Human herpesvirus 8 (HHV-8) is involved etiologically in HIV/AIDS-associated diseases Kaposi's sarcoma,
primary effusion lymphoma (PEL), and multicentric Castleman's disease; in all, viral latent and lytic functions are
believed to contribute. Molecular and mechanistic understanding of the virus-host interactions required for
successful infection and replication is a necessary prerequisite for enabling the development of novel antiviral
and therapeutic agents. HHV-8 encodes four viral interferon regulatory factors (vIRFs), all of which are
expressed during lytic (productive) replication and three of which (vIRFs 1, 2 and 3) are known to be expressed,
to varying degrees, in latently infected PEL cells and to support their viability. The vIRFs have been reported to
interact in inhibitory fashion with various host-cell proteins, mainly involved in defense against virus infection.
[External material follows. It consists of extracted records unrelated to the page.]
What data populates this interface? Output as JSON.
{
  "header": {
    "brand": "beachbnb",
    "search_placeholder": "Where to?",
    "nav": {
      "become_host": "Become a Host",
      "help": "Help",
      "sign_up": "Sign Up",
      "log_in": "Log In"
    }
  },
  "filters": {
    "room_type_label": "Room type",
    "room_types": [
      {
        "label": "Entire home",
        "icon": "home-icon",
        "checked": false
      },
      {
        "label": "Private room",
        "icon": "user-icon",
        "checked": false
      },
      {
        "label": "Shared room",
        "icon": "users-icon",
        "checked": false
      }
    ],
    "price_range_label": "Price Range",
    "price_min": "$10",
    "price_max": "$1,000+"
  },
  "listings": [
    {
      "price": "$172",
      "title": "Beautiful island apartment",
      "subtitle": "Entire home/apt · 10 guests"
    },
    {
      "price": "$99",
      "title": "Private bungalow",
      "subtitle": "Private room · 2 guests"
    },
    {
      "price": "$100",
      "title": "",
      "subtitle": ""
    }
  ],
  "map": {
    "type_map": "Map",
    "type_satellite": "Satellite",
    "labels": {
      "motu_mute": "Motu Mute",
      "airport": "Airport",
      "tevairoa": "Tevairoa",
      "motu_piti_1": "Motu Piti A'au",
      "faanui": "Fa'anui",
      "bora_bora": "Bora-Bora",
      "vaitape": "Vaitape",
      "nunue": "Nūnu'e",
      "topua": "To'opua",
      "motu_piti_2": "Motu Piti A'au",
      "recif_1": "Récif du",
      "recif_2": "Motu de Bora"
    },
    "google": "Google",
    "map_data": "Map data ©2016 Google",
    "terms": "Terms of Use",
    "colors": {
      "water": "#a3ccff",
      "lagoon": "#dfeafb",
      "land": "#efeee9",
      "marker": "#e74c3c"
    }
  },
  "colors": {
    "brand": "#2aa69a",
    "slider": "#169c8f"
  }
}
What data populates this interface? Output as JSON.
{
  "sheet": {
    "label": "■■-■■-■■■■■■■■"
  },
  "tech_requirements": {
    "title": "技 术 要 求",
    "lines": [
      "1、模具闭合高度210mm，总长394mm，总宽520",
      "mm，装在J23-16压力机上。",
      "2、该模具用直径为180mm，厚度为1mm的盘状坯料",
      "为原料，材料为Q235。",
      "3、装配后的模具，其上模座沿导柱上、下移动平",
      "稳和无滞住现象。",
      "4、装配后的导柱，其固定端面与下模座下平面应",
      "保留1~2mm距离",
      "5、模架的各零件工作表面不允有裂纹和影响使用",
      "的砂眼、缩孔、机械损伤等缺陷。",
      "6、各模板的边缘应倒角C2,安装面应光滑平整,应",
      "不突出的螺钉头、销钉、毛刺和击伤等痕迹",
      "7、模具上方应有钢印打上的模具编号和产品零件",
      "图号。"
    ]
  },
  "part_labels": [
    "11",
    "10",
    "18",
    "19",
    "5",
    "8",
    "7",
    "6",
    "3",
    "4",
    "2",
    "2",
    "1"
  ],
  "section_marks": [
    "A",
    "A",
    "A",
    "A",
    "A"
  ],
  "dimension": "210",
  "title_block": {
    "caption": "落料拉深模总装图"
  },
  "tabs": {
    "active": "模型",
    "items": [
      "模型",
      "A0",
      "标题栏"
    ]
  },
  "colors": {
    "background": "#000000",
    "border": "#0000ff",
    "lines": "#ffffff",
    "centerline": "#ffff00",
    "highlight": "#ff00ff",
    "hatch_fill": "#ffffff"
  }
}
However, we and others have demonstrated empirically, via depletion and knockout studies, that vIRFs 2 and 3
suppress HHV-8 replication in PEL and other cell types. Although counterintuitive, such activity may contribute
to overall viral fitness in natural infections, for example by limiting virus production to evade adaptive immune
responses. On the other hand, vIRFs 1 and 4 have been found to promote lytic replication in culture; thus there
is a balance between the replication-regulatory effects of the vIRFs. In the course of phenotypic studies of the
vIRFs, we have identified vIRF-3 as a strong suppressor HHV-8 proteins RTA, required for latent-lytic switching
and lytic replication, and viral interleukin-6 (vIL-6), involved in promoting lytic cycle and implicated in HHV-8-
associated pathogenesis; these phenomena were identified in PEL and (model) iSLK epithelial cells,
respectively. These findings may explain, at least in part, the observed replication-suppressive effects of vIRF-
3. Further to our published identification of vIRF-3:USP7 interaction as important for vIRF-3-mediated inhibition
of HHV-8 replication and promotion of latently-infected PEL cell viability, we have determined that a USP7-
binding motif-containing peptide derivative of vIRF-3 (v3pep) effects substantially enhanced vIRF-3 expression
in latent/lytic PEL cells and lytically-infected iSLK cells and to suppression of lytic replication. The project
proposed in this application will: (1) determine the mechanisms of vIRF-3 regulation of RTA and vIL-6,
distinguishing between transcriptional and posttranscriptional effects and assessing hypothesized direct
targeting by vIRF-3 of vIL-6/RTA promoter, or conceivably RNA, sequences; (2) examine the generality of vIRF-
3 regulation by v3pep in HHV-8-infected cells and involvement of vIRF-3 in the antiviral activity of the novel
peptide. Data from this project will characterize mechanistically a newly identified function of vIRF-3 in lytic gene
regulation and may provide the rationale and basis for future development of v3pep-based small-molecule
antiviral agents, acting via vIRF-3 induction and consequent suppression of RTA, vIL-6 and possibly other lytic
genes essential to virus biology. As HHV-8 is an important oncogenic pathogen in the context of HIV infection,
the proposed research is related and of significance to the fields of HIV coinfections and HIV-associated cancers.